From many, one

A common sentiment expressed in user comments is that one person’s experience doesn’t amount to a trend. Anecdotes are irrelevant and you’re probably a lesbian anyway. I’m more inclined to see it the other way around: for every one person relating a story of sexism or harassment, there are countless others with similar stories going untold.

Statistics are helpful, but only insofar as they are supporting or informing some other type of evidence. Neither statistics nor science tells the stories of people’s lives as they are actually experienced – we need people to do that.

I think the duality of individual and collective identities presents a challenge to modern feminism, especially when their reconciliation requires us to break certain tenets. We speak in “I” statements, we listen, we abuse disclaimers and avoid generalizations.
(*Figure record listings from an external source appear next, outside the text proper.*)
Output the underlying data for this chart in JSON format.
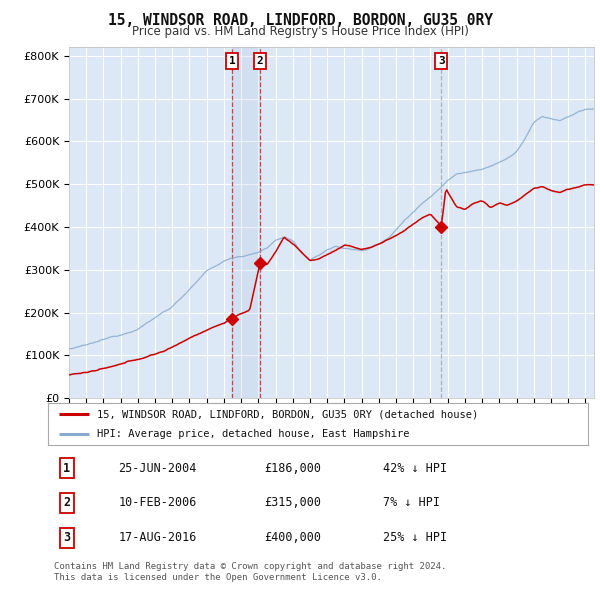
{
  "title": "15, WINDSOR ROAD, LINDFORD, BORDON, GU35 0RY",
  "subtitle": "Price paid vs. HM Land Registry's House Price Index (HPI)",
  "ylabel_ticks": [
    "£0",
    "£100K",
    "£200K",
    "£300K",
    "£400K",
    "£500K",
    "£600K",
    "£700K",
    "£800K"
  ],
  "ytick_values": [
    0,
    100000,
    200000,
    300000,
    400000,
    500000,
    600000,
    700000,
    800000
  ],
  "ylim": [
    0,
    820000
  ],
  "xlim_start": 1995.0,
  "xlim_end": 2025.5,
  "transactions": [
    {
      "label": "1",
      "date": 2004.48,
      "price": 186000
    },
    {
      "label": "2",
      "date": 2006.11,
      "price": 315000
    },
    {
      "label": "3",
      "date": 2016.63,
      "price": 400000
    }
  ],
  "transaction_details": [
    {
      "num": "1",
      "date_str": "25-JUN-2004",
      "price_str": "£186,000",
      "rel": "42% ↓ HPI"
    },
    {
      "num": "2",
      "date_str": "10-FEB-2006",
      "price_str": "£315,000",
      "rel": "7% ↓ HPI"
    },
    {
      "num": "3",
      "date_str": "17-AUG-2016",
      "price_str": "£400,000",
      "rel": "25% ↓ HPI"
    }
  ],
  "legend_entries": [
    {
      "label": "15, WINDSOR ROAD, LINDFORD, BORDON, GU35 0RY (detached house)",
      "color": "#cc0000"
    },
    {
      "label": "HPI: Average price, detached house, East Hampshire",
      "color": "#88aacc"
    }
  ],
  "footnote": "Contains HM Land Registry data © Crown copyright and database right 2024.\nThis data is licensed under the Open Government Licence v3.0.",
  "bg_color": "#dce8f5",
  "grid_color": "#ffffff",
  "hpi_color": "#88aacc",
  "price_color": "#cc0000",
  "sale_line_color": "#cc0000",
  "sale3_line_color": "#999999"
}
There is a fear of losing the nuance that makes these stories uniquely ours, and for good reason. The nuance keeps us individually wrapped, sealed and shielded against the messy suppositional goo that comprises “everyone else.” To generalize is to absorb someone else’s story into one’s own, and strip it of the personal detail that made it real and meaningful, so we police such transgressions within our own circles.

The incessant threat of hostility from outside our circles intensifies this code. We sanctify identity ownership as a defensive measure against those aggressively oversimplified replies that turn our sediment to straw and leave us standing in the mud. So much energy is wasted cleaning that mud off our faces: “No, not all men are rapists.” We desperately want credibility – an ever more precious commodity – and credibility starts with accountability. So we place even more value on the delineations between ourselves.

But our identities are inextricable from our place in society. Our experiences are formed within the context of a larger whole, a whole that we continually create and shape simply by existing within it.

Your experiences inform my identity; this is why I call myself a young women.